# Killies Import > Planted Tanks >  Holland Ram

## FC

I had been thinking what fishes to keep in large numbers in my tank for some time. Finally, I bought a school of babby Holland Ram from Far East Aquatic on Thursday, 21 Jul 05. Immediately after I placed them in the tank, I knew I made the right decision. The baby rams are gorgeous, I am happy like a goose :P . See pics for some of them.


The body colours are not fully up yet but just started. They were born in the shop's bare tank.

----------


## stormhawk

Freddy, Ram not Rum.  :Laughing:  

Good purchase, the Holland strain is a very beautiful strain. I like Rams too but not those balloon versions.  :Cool:

----------


## Piscesgirl

Nice fish. Hehe I was wondering when I read the title just what the thread would be about. Had the tank drove you to drink some new rum from Holland?  :Laughing:   :Laughing:   :Laughing:

----------


## hobbit6003

Those are nice rams Freddy! But Ron says that he prefers his Rum in a bottle, not a tank!

After reading the title, I thought there's some interesting fertiliser you got brewing in your tank! :P 

Kenny

----------


## FC

You guys are sharp. I was thinking whether it was rum or ram but did not bother to check it up. No wonder those rams ignored me when I called them  :Laughing:  .
I had corrected them all, thanks.

----------


## stormhawk

:Laughing:  Well at least they didn't get all tipsy.

----------


## RonWill

Freddy, I thought you might want to know how the ram got it's 'rum'  :Laughing:   :Laughing:  
*Microgeophagus ramirezi* (Blue Rams)

----------


## FC

Really?! Don't tell me mine (Rams) are your relatives  :Shocked:  .

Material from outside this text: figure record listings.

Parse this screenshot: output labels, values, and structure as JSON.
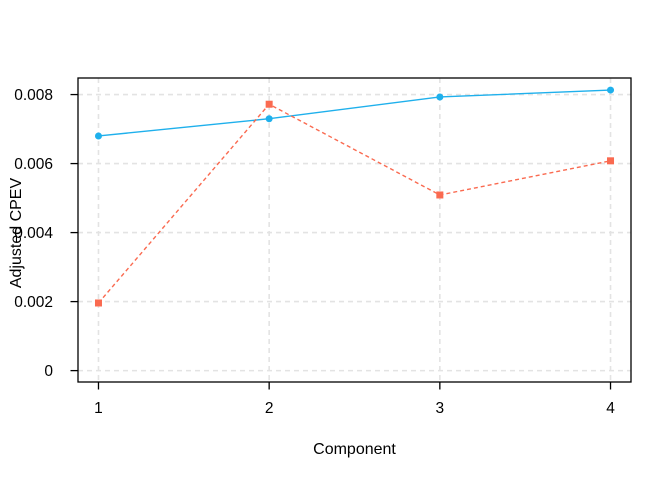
{
  "chart_data": {
    "type": "line",
    "title": "",
    "xlabel": "Component",
    "ylabel": "Adjusted CPEV",
    "x": [
      1,
      2,
      3,
      4
    ],
    "series": [
      {
        "name": "adjusted-cpev-line",
        "color": "#1FB0EC",
        "line_style": "solid",
        "marker": "circle",
        "values": [
          0.0068,
          0.0073,
          0.00793,
          0.00813
        ]
      },
      {
        "name": "comparison-dashed-line",
        "color": "#FA6A50",
        "line_style": "dashed",
        "marker": "square",
        "values": [
          0.00196,
          0.00772,
          0.00509,
          0.00608
        ]
      }
    ],
    "xticks": [
      1,
      2,
      3,
      4
    ],
    "xtick_labels": [
      "1",
      "2",
      "3",
      "4"
    ],
    "yticks": [
      0,
      0.002,
      0.004,
      0.006,
      0.008
    ],
    "ytick_labels": [
      "0",
      "0.002",
      "0.004",
      "0.006",
      "0.008"
    ],
    "xlim": [
      0.88,
      4.12
    ],
    "ylim": [
      -0.00033,
      0.00848
    ],
    "grid": true,
    "grid_color": "#E3E3E3",
    "axis_color": "#000000",
    "background_color": "#FFFFFF",
    "legend_position": "none"
  }
}
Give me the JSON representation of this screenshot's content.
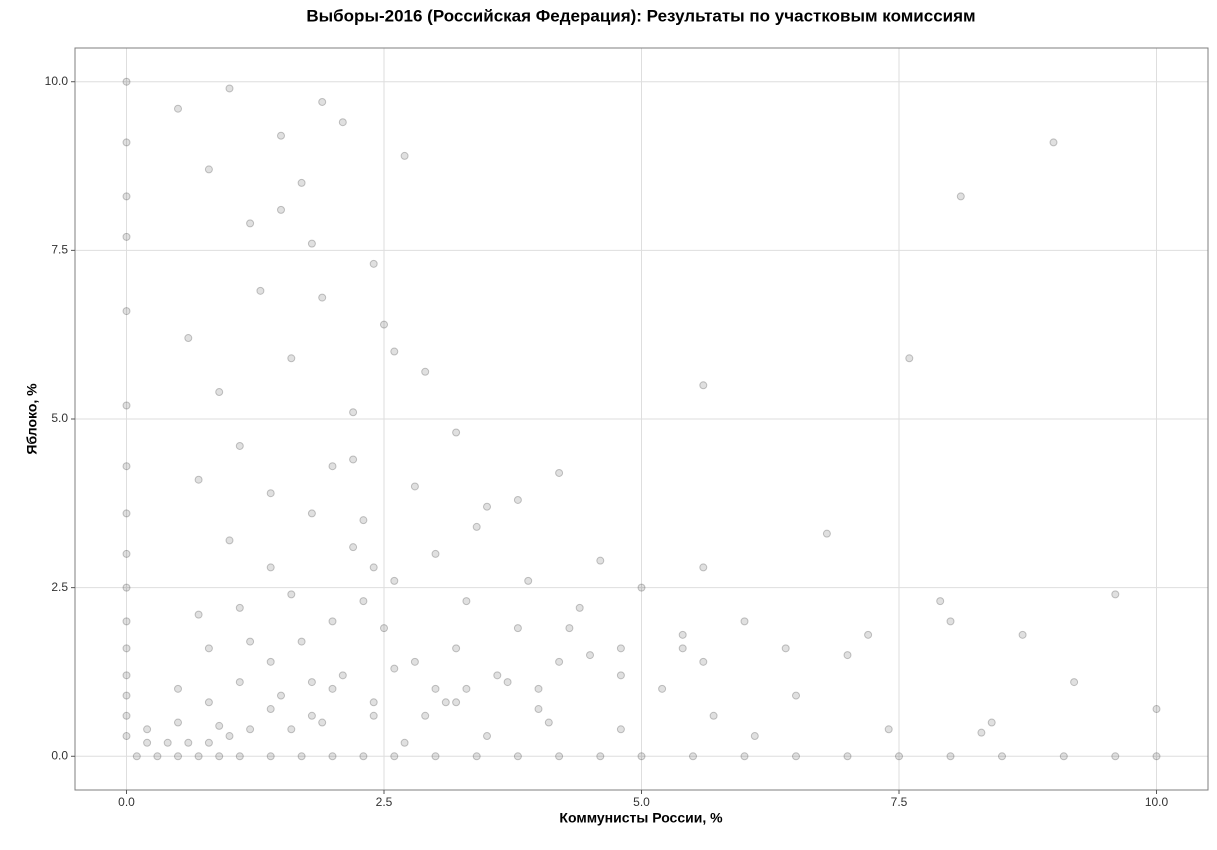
{
  "chart_data": {
    "type": "scatter",
    "title": "Выборы-2016 (Российская Федерация): Результаты по участковым комиссиям",
    "x_label": "Коммунисты России, %",
    "y_label": "Яблоко, %",
    "color": "#000000",
    "grid": true,
    "xlim": [
      -0.5,
      10.5
    ],
    "ylim": [
      -0.5,
      10.5
    ],
    "xticks": [
      {
        "value": 0,
        "label": "0.0"
      },
      2.5,
      {
        "value": 5,
        "label": "5.0"
      },
      7.5,
      {
        "value": 10,
        "label": "10.0"
      }
    ],
    "yticks": [
      {
        "value": 0,
        "label": "0.0"
      },
      2.5,
      {
        "value": 5,
        "label": "5.0"
      },
      7.5,
      {
        "value": 10,
        "label": "10.0"
      }
    ],
    "x": [
      0.1,
      0.3,
      0.5,
      0.7,
      0.9,
      1.1,
      1.4,
      1.7,
      2.0,
      2.3,
      2.6,
      3.0,
      3.4,
      3.8,
      4.2,
      4.6,
      5.0,
      5.5,
      6.0,
      6.5,
      7.0,
      7.5,
      8.0,
      8.5,
      9.1,
      9.6,
      10.0,
      0,
      0,
      0,
      0,
      0,
      0,
      0,
      0,
      0,
      0,
      0,
      0,
      0,
      0,
      0,
      0,
      0.2,
      0.5,
      0.8,
      1.1,
      1.4,
      1.7,
      2.0,
      2.3,
      2.6,
      3.0,
      3.4,
      3.8,
      4.2,
      0.2,
      0.5,
      0.8,
      1.1,
      1.4,
      1.8,
      2.2,
      0.4,
      0.9,
      1.4,
      2.0,
      2.6,
      3.2,
      3.8,
      4.4,
      5.0,
      5.6,
      0.6,
      1.2,
      1.8,
      2.4,
      3.0,
      3.6,
      4.2,
      4.8,
      5.4,
      6.0,
      0.8,
      1.6,
      2.4,
      3.2,
      4.0,
      4.8,
      5.6,
      6.4,
      7.2,
      8.0,
      0.5,
      0.8,
      1.0,
      1.2,
      1.5,
      1.7,
      1.9,
      2.1,
      2.4,
      2.7,
      0.6,
      0.9,
      1.3,
      1.6,
      1.8,
      2.2,
      2.5,
      2.9,
      3.2,
      0.7,
      1.1,
      1.4,
      2.0,
      2.3,
      2.8,
      3.5,
      1.0,
      1.5,
      1.9,
      2.6,
      0.7,
      1.2,
      1.6,
      2.1,
      2.5,
      2.9,
      3.3,
      3.7,
      4.1,
      4.5,
      1.0,
      1.5,
      1.9,
      2.4,
      2.8,
      3.1,
      3.5,
      3.9,
      4.3,
      4.8,
      5.2,
      5.7,
      6.1,
      3.3,
      2.2,
      2.7,
      1.8,
      4.0,
      4.6,
      5.4,
      6.5,
      7.0,
      7.4,
      7.9,
      8.3,
      8.7,
      9.2,
      9.6,
      10.0,
      6.8,
      8.1,
      9.0,
      8.4,
      7.6,
      5.6
    ],
    "values": [
      0,
      0,
      0,
      0,
      0,
      0,
      0,
      0,
      0,
      0,
      0,
      0,
      0,
      0,
      0,
      0,
      0,
      0,
      0,
      0,
      0,
      0,
      0,
      0,
      0,
      0,
      0,
      0.3,
      0.6,
      0.9,
      1.2,
      1.6,
      2.0,
      2.5,
      3.0,
      3.6,
      4.3,
      5.2,
      6.6,
      7.7,
      8.3,
      9.1,
      10.0,
      0.2,
      0.5,
      0.8,
      1.1,
      1.4,
      1.7,
      2.0,
      2.3,
      2.6,
      3.0,
      3.4,
      3.8,
      4.2,
      0.4,
      1.0,
      1.6,
      2.2,
      2.8,
      3.6,
      4.4,
      0.2,
      0.45,
      0.7,
      1.0,
      1.3,
      1.6,
      1.9,
      2.2,
      2.5,
      2.8,
      0.2,
      0.4,
      0.6,
      0.8,
      1.0,
      1.2,
      1.4,
      1.6,
      1.8,
      2.0,
      0.2,
      0.4,
      0.6,
      0.8,
      1.0,
      1.2,
      1.4,
      1.6,
      1.8,
      2.0,
      9.6,
      8.7,
      9.9,
      7.9,
      9.2,
      8.5,
      6.8,
      9.4,
      7.3,
      8.9,
      6.2,
      5.4,
      6.9,
      5.9,
      7.6,
      5.1,
      6.4,
      5.7,
      4.8,
      4.1,
      4.6,
      3.9,
      4.3,
      3.5,
      4.0,
      3.7,
      3.2,
      8.1,
      9.7,
      6.0,
      2.1,
      1.7,
      2.4,
      1.2,
      1.9,
      0.6,
      2.3,
      1.1,
      0.5,
      1.5,
      0.3,
      0.9,
      0.5,
      2.8,
      1.4,
      0.8,
      0.3,
      2.6,
      1.9,
      0.4,
      1.0,
      0.6,
      0.3,
      1.0,
      3.1,
      0.2,
      1.1,
      0.7,
      2.9,
      1.6,
      0.9,
      1.5,
      0.4,
      2.3,
      0.35,
      1.8,
      1.1,
      2.4,
      0.7,
      3.3,
      8.3,
      9.1,
      0.5,
      5.9,
      5.5
    ]
  }
}
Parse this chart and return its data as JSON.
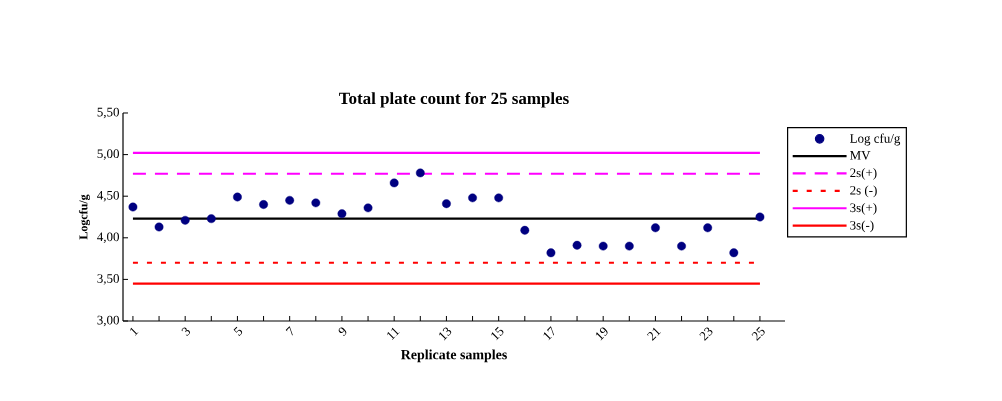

By the way, the Micro-geo-pha-gus Ra-mi-re-zi sounds like a great Ra-mi. *getting hungry*
(Kidding, appreciate the right name but I got to do spelling test or write it on my tank. I am just bad, lazy to be exact, in Latin names)

----------


## TyroneGenade

Aren't they now "_Mikrogeophagus_"? Apparently, the name is Greek-based and in Greek the "c" should be a "k"... I grow so weary from taxonomic tennis...

----------